Biomass Co-firing

Biomass Co-firing

#GS-03 Environment 

For Prelims:

About Biomass Co-Firing:

  • Biomass co-firing is the practice of substituting a part of the fuel with biomass at coal thermal plants.

About Biomass:

  • Biomass is plant or animal material used as fuel to produce electricity or heat. Examples include wood, energy crops and waste from forests, yards, or farms.
  • Approximately 32% of the total primary energy use in the country is still derived from biomass and more than 70% of the country’s population depends upon it for its energy needs.
  • However this number is slightly misleading as most of this represent inefficient and pollution causing fuels such as fire wood or cow dung.

For Mains

How does Biomass co-firing work?

  • Biomass co-firing stands for adding biomass as a partial substitute fuel in high efficiency coal boilers.
  • This process is done in the following steps:
  • Coal and biomass are burned together in boilers that have been designed to burn coal.
  • The existing coal power plant needs to be partly reconstructed and retrofitted in order to suit this function.

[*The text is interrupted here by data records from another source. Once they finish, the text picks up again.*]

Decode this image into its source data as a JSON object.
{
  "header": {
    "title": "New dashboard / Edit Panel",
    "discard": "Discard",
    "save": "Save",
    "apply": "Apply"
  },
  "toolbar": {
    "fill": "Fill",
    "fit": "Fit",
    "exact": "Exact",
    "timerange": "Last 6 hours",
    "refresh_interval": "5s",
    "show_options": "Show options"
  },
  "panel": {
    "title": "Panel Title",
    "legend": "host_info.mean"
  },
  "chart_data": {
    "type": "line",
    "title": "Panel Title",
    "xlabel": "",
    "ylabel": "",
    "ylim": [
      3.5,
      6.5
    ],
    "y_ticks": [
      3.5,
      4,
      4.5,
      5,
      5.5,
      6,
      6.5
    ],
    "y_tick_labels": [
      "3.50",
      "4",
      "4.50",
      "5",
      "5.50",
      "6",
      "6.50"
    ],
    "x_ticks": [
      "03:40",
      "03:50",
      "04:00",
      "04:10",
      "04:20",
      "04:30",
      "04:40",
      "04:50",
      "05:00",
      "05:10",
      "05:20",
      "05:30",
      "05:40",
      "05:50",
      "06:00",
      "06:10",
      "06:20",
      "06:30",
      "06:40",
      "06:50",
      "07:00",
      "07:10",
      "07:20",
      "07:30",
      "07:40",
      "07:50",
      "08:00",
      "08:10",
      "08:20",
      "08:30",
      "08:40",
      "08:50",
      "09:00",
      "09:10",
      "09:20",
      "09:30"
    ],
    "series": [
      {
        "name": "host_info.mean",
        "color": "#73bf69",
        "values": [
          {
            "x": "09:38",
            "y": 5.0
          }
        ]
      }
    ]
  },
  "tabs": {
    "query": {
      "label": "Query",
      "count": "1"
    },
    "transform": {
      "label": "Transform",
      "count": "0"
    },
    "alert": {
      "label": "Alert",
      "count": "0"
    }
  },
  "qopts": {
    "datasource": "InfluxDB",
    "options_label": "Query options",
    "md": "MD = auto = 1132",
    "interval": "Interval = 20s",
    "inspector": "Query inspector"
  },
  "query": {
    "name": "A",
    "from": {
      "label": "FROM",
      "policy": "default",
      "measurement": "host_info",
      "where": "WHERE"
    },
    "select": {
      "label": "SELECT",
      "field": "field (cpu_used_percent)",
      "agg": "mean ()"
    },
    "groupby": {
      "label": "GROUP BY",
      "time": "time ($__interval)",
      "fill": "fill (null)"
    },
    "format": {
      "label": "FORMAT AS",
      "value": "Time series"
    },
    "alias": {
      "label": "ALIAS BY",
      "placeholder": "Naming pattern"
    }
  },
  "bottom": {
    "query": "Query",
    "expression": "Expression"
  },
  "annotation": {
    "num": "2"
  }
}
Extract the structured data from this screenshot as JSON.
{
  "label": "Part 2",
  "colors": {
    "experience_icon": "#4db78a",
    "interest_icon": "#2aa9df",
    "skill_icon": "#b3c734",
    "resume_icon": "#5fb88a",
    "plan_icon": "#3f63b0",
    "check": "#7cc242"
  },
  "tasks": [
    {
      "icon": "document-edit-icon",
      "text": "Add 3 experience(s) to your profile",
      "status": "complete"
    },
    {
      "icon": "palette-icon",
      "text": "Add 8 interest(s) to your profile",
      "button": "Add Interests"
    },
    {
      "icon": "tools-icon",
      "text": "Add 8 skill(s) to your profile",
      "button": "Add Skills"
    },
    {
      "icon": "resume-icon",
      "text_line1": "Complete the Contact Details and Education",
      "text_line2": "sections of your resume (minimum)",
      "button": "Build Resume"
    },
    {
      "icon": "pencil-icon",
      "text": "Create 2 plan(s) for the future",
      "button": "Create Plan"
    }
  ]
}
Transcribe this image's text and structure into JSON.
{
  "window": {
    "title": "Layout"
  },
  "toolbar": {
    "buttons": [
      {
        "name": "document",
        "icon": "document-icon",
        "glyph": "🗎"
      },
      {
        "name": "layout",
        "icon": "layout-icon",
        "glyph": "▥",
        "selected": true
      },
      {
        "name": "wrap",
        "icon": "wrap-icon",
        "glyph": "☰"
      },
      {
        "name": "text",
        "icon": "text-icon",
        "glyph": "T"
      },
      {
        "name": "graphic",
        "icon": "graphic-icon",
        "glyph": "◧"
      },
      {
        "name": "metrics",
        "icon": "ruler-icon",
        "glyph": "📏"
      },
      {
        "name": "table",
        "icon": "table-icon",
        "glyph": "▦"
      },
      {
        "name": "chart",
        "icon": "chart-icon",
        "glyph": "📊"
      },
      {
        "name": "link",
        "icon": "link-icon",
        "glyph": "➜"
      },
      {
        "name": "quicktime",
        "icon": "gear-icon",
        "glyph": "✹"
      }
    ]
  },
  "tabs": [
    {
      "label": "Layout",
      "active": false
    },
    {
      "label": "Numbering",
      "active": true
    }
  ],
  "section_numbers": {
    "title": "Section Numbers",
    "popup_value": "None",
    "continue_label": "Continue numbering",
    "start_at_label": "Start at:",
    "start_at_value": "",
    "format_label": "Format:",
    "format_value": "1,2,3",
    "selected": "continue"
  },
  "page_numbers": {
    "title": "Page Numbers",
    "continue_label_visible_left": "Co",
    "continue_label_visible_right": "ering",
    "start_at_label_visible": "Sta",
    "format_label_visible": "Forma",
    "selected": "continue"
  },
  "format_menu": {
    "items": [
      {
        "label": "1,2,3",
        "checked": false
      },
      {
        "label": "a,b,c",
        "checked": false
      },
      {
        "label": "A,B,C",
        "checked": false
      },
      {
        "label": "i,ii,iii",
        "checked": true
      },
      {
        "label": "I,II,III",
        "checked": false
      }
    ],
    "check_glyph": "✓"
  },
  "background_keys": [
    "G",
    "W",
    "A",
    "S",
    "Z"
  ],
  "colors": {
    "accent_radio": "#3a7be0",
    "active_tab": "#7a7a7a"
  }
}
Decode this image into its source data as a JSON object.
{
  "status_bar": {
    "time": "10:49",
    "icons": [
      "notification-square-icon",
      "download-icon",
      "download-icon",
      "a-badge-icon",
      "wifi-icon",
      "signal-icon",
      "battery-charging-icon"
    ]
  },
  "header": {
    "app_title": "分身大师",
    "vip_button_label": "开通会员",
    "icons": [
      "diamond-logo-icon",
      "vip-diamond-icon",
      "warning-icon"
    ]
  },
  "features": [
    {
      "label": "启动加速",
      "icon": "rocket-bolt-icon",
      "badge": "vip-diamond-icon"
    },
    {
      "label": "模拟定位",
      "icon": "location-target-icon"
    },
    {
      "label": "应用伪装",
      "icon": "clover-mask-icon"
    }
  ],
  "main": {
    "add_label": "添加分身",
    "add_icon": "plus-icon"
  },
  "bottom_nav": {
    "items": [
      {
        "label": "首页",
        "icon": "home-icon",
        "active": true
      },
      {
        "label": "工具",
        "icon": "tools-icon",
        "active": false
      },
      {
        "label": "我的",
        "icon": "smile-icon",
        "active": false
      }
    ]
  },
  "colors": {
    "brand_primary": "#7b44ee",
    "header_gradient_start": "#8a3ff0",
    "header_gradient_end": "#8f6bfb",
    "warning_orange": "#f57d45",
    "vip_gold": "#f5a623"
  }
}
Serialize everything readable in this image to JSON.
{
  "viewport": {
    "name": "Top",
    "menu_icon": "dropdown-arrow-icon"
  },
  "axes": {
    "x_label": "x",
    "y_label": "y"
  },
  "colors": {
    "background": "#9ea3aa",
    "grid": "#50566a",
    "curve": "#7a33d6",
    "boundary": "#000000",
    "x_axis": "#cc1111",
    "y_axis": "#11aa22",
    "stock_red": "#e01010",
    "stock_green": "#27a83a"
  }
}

Advantages of Biomass co-firing:

  • Co-firing is an option to convert biomass to electricity, in an efficient and clean way, and to reduce GHG (Greenhouse Gases) emissions of the power plant.
  • Biomass co-firing is a globally accepted cost-effective method for decarbonising a coal fleet.
  • Biomass co-firing can help to find a profitable solution to the problem of stubble which is causing massive air pollution in the NCR region.
  • According to experts Biomass can replace between 20% and 50% of the coal used in thermal power generation.
  • However currently India is aiming to replace 5-7 per cent of coal with biomass which can save 38 million tonnes of carbon dioxide emissions as well as millions in foreign exchange.

Challenges in meeting the target:

  • According to the ‘National Mission on use of biomass for coal thermal power plants’ set up by the Union Ministry of Power around 95,000-96,000 tonnes of biomass pellets are required per day for co-firing.
  • But India’s pellet manufacturing capacity is 7,000 tonnes per day at present even though a surplus 228 million tonnes of agricultural residue is available in the country.